Greek Prime Minister Papademos intends to implement the existing exit strategy to save Greece from further austerity, imposed by the ECB/IMF as part of the bailout agreement.
Last week we broke the news that such a plan was and had been in existence, as confirmed by two unanimous sources close to Mr. Papademos.
What remained unknown was whether Greece would use the exit strategy as a negotiating tool to further its demands with the IIF or to get more concessions from Germany or whether the plan would be implemented to return Greece to its legacy currency and voluntarily step out of the Eurozone.
On Sunday evening we received confirmation from a previous senior aide to Mr. Trichet, ex-President of the ECB, that such a plan was drafted last year coinciding with Mr. Papandreou’s announcement of a national referendum.
The referendum was ultimately cancelled leading to Mr. Papandreou’s resignation and the plan was shelved, according to our source. The change made room for Mr. Papademos to step in and the plan was brought to the surface again to ensure the timely implementation for Greece to voluntarily withdraw from the Eurozone.

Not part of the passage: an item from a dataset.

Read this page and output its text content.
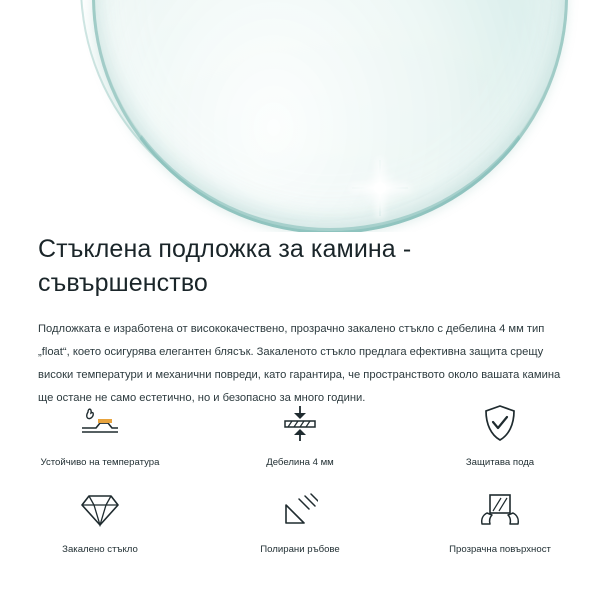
Стъклена подложка за камина - съвършенство

Подложката е изработена от висококачествено, прозрачно закалено стъкло с дебелина 4 мм тип „float“, което осигурява елегантен блясък. Закаленото стъкло предлага ефективна защита срещу високи температури и механични повреди, като гарантира, че пространството около вашата камина ще остане не само естетично, но и безопасно за много години.

Устойчиво на температура	Дебелина 4 мм	Защитава пода
Закалено стъкло	Полирани ръбове	Прозрачна повърхност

According to the same source, Mr. Trichet was also instrumental in ensuring the voluntary removal of Mr. Berlusconi to make room for Mr. Monti as the new Italian Prime Minister.

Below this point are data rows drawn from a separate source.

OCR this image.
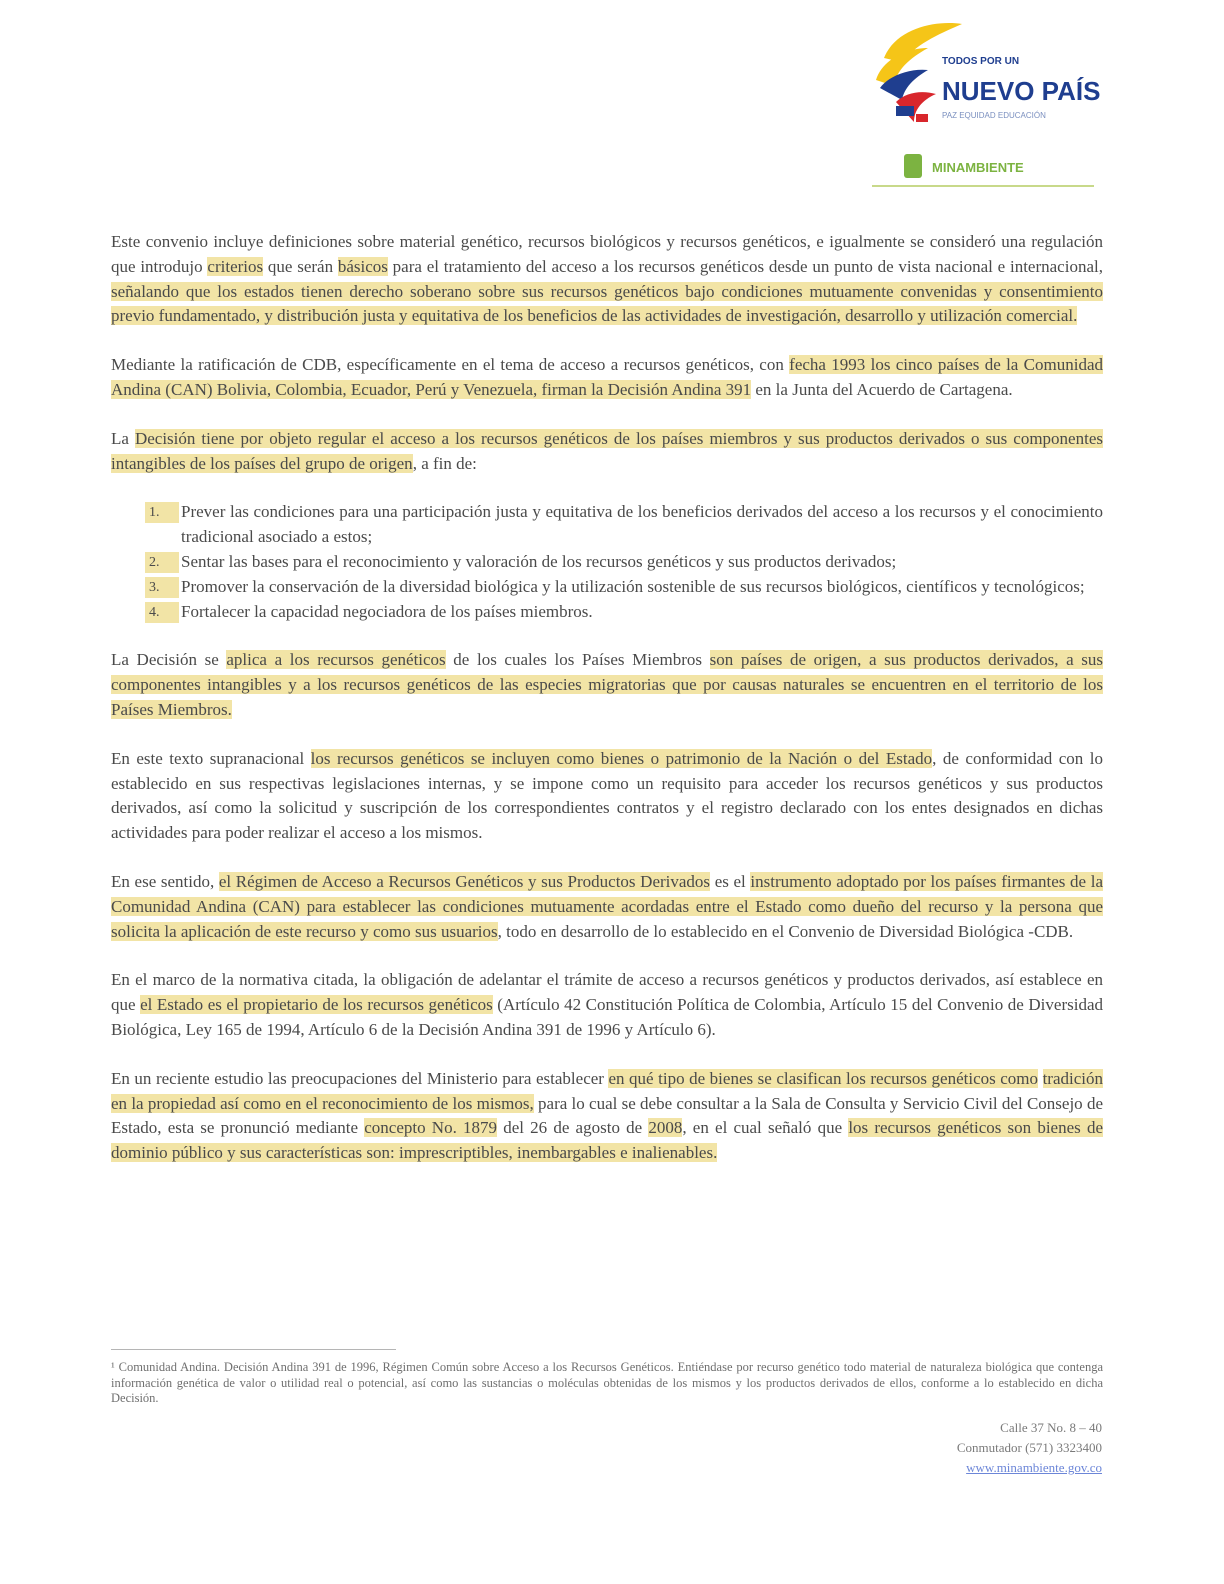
TODOS POR UN
NUEVO PAÍS
PAZ EQUIDAD EDUCACIÓN
MINAMBIENTE

Este convenio incluye definiciones sobre material genético, recursos biológicos y recursos genéticos, e igualmente se consideró una regulación que introdujo criterios que serán básicos para el tratamiento del acceso a los recursos genéticos desde un punto de vista nacional e internacional, señalando que los estados tienen derecho soberano sobre sus recursos genéticos bajo condiciones mutuamente convenidas y consentimiento previo fundamentado, y distribución justa y equitativa de los beneficios de las actividades de investigación, desarrollo y utilización comercial.

Mediante la ratificación de CDB, específicamente en el tema de acceso a recursos genéticos, con fecha 1993 los cinco países de la Comunidad Andina (CAN) Bolivia, Colombia, Ecuador, Perú y Venezuela, firman la Decisión Andina 391 en la Junta del Acuerdo de Cartagena.

La Decisión tiene por objeto regular el acceso a los recursos genéticos de los países miembros y sus productos derivados o sus componentes intangibles de los países del grupo de origen, a fin de:

1.	Prever las condiciones para una participación justa y equitativa de los beneficios derivados del acceso a los recursos y el conocimiento tradicional asociado a estos;
2.	Sentar las bases para el reconocimiento y valoración de los recursos genéticos y sus productos derivados;
3.	Promover la conservación de la diversidad biológica y la utilización sostenible de sus recursos biológicos, científicos y tecnológicos;
4.	Fortalecer la capacidad negociadora de los países miembros.

La Decisión se aplica a los recursos genéticos de los cuales los Países Miembros son países de origen, a sus productos derivados, a sus componentes intangibles y a los recursos genéticos de las especies migratorias que por causas naturales se encuentren en el territorio de los Países Miembros.

En este texto supranacional los recursos genéticos se incluyen como bienes o patrimonio de la Nación o del Estado, de conformidad con lo establecido en sus respectivas legislaciones internas, y se impone como un requisito para acceder los recursos genéticos y sus productos derivados, así como la solicitud y suscripción de los correspondientes contratos y el registro declarado con los entes designados en dichas actividades para poder realizar el acceso a los mismos.

En ese sentido, el Régimen de Acceso a Recursos Genéticos y sus Productos Derivados es el instrumento adoptado por los países firmantes de la Comunidad Andina (CAN) para establecer las condiciones mutuamente acordadas entre el Estado como dueño del recurso y la persona que solicita la aplicación de este recurso y como sus usuarios, todo en desarrollo de lo establecido en el Convenio de Diversidad Biológica -CDB.

En el marco de la normativa citada, la obligación de adelantar el trámite de acceso a recursos genéticos y productos derivados, así establece en que el Estado es el propietario de los recursos genéticos (Artículo 42 Constitución Política de Colombia, Artículo 15 del Convenio de Diversidad Biológica, Ley 165 de 1994, Artículo 6 de la Decisión Andina 391 de 1996 y Artículo 6).

En un reciente estudio las preocupaciones del Ministerio para establecer en qué tipo de bienes se clasifican los recursos genéticos como tradición en la propiedad así como en el reconocimiento de los mismos, para lo cual se debe consultar a la Sala de Consulta y Servicio Civil del Consejo de Estado, esta se pronunció mediante concepto No. 1879 del 26 de agosto de 2008, en el cual señaló que los recursos genéticos son bienes de dominio público y sus características son: imprescriptibles, inembargables e inalienables.

¹ Comunidad Andina. Decisión Andina 391 de 1996, Régimen Común sobre Acceso a los Recursos Genéticos. Entiéndase por recurso genético todo material de naturaleza biológica que contenga información genética de valor o utilidad real o potencial, así como las sustancias o moléculas obtenidas de los mismos y los productos derivados de ellos, conforme a lo establecido en dicha Decisión.
Calle 37 No. 8 – 40
Conmutador (571) 3323400
www.minambiente.gov.co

It is not a coincidence that the person who made it possible for Greece to join the monetary union would also be given the task to orchestrate an orderly exit.
What is remarkable is that what appeared to be an effort to save Greece from default or technical bankruptcy now appears to have been a smoke screen and a very expensive one as well.
This may not be good news for Greece since being isolated with a very weak legacy currency that is staring serious devaluation in the eye, not to mention economic weakness due to a lack of exports and very expensive imports, but there may be some good news for Germany and the remaining Eurozone members.
Spain and Italy will benefit firsthand since they will no longer be encumbered by the Greek financial turmoil.
This opens the door for Germany to lead a stronger and more stable Eurozone which will bring back the confidence in and strength of the euro as an important international currency.
The timing of Germany’s proposal to strip the Greek parliament from any and/or all financial, monetary and budget decisions, as reported by the Financial Times, is more proof that powers were at work behind the scenes long before the plan resurfaced.
It is not known at the time of writing exactly when the plan will be announced or when execution of such will take place, but it is expected to be on or around the planned March 1st meeting of the EU Finance Ministers.